The Wetterhoun is a hunting dog from the Netherlands. It's a water retriever and has a curly coat somewhat like a poodle. It was used for hunting polecats and otter, retrieving birds, and also as a watchdog.
It is a rare breed. It doesn't have much genetic diversity.
Always in the past kennel clubs have kept on insisting to breed purebred to purebred, and their 'solution' to the growing amount of health problems was to screen dogs for health issues and only breed healthy individuals. Problem is, if you don't have much genetic diversity to start, you can accidentally exclude dogs with more diverse bloodlines. Example, one great-grandparent dog had great hips, and most of his kids, grandkids, etc did as well. If you only breed dogs with great hips, you are probably only breeding his great-grandkids to eachother, probably addressing 1 health problem and causing 100 more.

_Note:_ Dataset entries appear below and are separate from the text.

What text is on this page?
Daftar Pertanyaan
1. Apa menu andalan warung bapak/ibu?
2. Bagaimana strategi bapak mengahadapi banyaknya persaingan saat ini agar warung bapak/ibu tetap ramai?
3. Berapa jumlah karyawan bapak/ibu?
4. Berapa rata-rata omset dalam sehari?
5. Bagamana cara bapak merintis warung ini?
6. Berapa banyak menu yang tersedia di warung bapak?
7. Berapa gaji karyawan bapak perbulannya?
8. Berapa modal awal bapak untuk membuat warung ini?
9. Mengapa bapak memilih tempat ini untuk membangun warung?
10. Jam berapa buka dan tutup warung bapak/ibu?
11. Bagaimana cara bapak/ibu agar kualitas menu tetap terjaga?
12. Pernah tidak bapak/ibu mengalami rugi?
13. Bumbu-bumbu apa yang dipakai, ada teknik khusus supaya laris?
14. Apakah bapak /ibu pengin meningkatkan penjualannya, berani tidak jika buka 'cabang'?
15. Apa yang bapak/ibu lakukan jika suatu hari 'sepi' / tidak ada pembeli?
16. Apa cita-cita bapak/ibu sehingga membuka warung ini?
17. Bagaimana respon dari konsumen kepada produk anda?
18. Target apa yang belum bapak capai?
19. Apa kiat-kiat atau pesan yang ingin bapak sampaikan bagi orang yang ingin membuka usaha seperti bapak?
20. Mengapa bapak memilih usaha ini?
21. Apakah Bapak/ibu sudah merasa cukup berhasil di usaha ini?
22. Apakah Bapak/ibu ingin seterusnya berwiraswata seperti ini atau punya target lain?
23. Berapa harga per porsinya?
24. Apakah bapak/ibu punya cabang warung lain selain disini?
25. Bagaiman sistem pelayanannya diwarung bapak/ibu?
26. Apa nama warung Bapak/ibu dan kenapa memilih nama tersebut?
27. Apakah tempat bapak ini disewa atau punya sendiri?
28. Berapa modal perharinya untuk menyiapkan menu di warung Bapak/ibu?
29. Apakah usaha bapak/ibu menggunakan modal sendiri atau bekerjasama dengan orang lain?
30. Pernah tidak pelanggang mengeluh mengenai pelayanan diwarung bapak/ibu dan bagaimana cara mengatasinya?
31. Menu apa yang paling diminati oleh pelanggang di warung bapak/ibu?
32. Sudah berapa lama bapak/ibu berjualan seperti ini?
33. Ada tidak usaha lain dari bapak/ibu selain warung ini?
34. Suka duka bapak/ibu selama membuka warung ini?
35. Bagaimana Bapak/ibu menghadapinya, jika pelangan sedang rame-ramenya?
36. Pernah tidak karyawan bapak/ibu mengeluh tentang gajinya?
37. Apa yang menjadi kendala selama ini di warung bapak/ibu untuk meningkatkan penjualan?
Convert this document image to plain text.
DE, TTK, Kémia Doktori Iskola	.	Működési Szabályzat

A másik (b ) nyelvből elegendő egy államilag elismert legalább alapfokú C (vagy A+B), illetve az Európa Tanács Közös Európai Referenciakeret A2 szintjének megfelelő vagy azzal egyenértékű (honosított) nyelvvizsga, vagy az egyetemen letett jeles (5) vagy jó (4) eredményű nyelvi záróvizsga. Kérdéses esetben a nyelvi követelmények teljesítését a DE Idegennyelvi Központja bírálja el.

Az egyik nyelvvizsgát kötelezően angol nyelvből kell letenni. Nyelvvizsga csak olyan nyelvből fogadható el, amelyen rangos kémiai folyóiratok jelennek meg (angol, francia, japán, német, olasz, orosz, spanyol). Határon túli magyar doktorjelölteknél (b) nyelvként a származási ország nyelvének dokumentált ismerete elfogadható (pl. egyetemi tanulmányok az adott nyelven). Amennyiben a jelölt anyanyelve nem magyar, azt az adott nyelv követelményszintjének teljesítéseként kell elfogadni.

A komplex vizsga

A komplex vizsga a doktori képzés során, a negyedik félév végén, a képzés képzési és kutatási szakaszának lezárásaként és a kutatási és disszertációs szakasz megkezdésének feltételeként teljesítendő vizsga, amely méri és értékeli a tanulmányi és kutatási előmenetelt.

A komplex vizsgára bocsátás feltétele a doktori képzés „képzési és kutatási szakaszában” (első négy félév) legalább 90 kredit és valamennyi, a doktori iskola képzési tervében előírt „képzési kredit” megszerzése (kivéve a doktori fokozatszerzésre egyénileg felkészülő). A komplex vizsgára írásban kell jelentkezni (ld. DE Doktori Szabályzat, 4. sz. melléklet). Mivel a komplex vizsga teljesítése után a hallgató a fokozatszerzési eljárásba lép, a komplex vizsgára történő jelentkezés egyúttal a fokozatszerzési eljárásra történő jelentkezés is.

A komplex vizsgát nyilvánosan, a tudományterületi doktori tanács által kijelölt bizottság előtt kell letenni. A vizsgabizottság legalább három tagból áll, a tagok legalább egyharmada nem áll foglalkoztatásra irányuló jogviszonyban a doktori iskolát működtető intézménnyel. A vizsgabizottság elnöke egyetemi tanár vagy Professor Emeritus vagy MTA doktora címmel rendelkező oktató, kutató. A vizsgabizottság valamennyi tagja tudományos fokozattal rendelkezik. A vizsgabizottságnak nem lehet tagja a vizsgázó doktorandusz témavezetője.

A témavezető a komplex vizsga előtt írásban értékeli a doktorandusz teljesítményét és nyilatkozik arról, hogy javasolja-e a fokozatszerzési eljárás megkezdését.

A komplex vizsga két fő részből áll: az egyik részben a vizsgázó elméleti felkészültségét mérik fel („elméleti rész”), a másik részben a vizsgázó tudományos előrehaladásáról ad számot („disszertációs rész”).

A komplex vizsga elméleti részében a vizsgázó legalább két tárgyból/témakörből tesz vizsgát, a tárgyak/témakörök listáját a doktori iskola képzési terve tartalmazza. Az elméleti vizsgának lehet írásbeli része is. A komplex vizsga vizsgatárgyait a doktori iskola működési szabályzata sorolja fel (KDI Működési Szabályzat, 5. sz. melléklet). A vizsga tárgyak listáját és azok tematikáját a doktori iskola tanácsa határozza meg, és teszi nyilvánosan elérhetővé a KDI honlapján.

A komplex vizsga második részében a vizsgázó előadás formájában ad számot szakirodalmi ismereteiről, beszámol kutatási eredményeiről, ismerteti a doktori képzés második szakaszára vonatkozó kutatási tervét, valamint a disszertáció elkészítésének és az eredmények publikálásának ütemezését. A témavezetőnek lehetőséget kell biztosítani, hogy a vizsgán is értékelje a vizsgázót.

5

The Dutch are finally realizing what so few do. You can't fix the problem this way.
They are doing outcrossing.
There are two main things they are doing.
They are holding 'Wetterhoun look-alike contest'
This is where people bring wetterhoun who came from unregistered parents, or are half or 3/4th wetterhoun and carry the same looks/behaviors....or are mutts of uncertain lineage but by appearance/behavior are most likely of wetterhoun blood. This is great because it increases the base of overall genetically diverse individuals. In essence, if you go back up these dog's pedigree you'll find a pure wetterhoun, one who may not have had any 'officially registered' offspring still represented in the current dogs. Plus, it's likely bringing in genes in small amounts from dogs that have no relation to the wetterhoun.
They are doing planned outcrosses.
This is where they take a group of registered wetterhoun and purposely breed them to another breed, take these half-breeds and breed them to other wetterhouns, and then when they reach either 3/4th wetterhoun or 7/8ths wetterhoun, choose the individuals who are of the wetterhoun type and treat them as 100% pure. There's a planned outcross with the Airedale Terrier and the Shikoku from Japan.
It's this kind of 'radical' thinking by kennel clubs that needs to be applied if there is any hop of pulling back from the brink of destruction so many generations of restricted inbreeding has brought us to.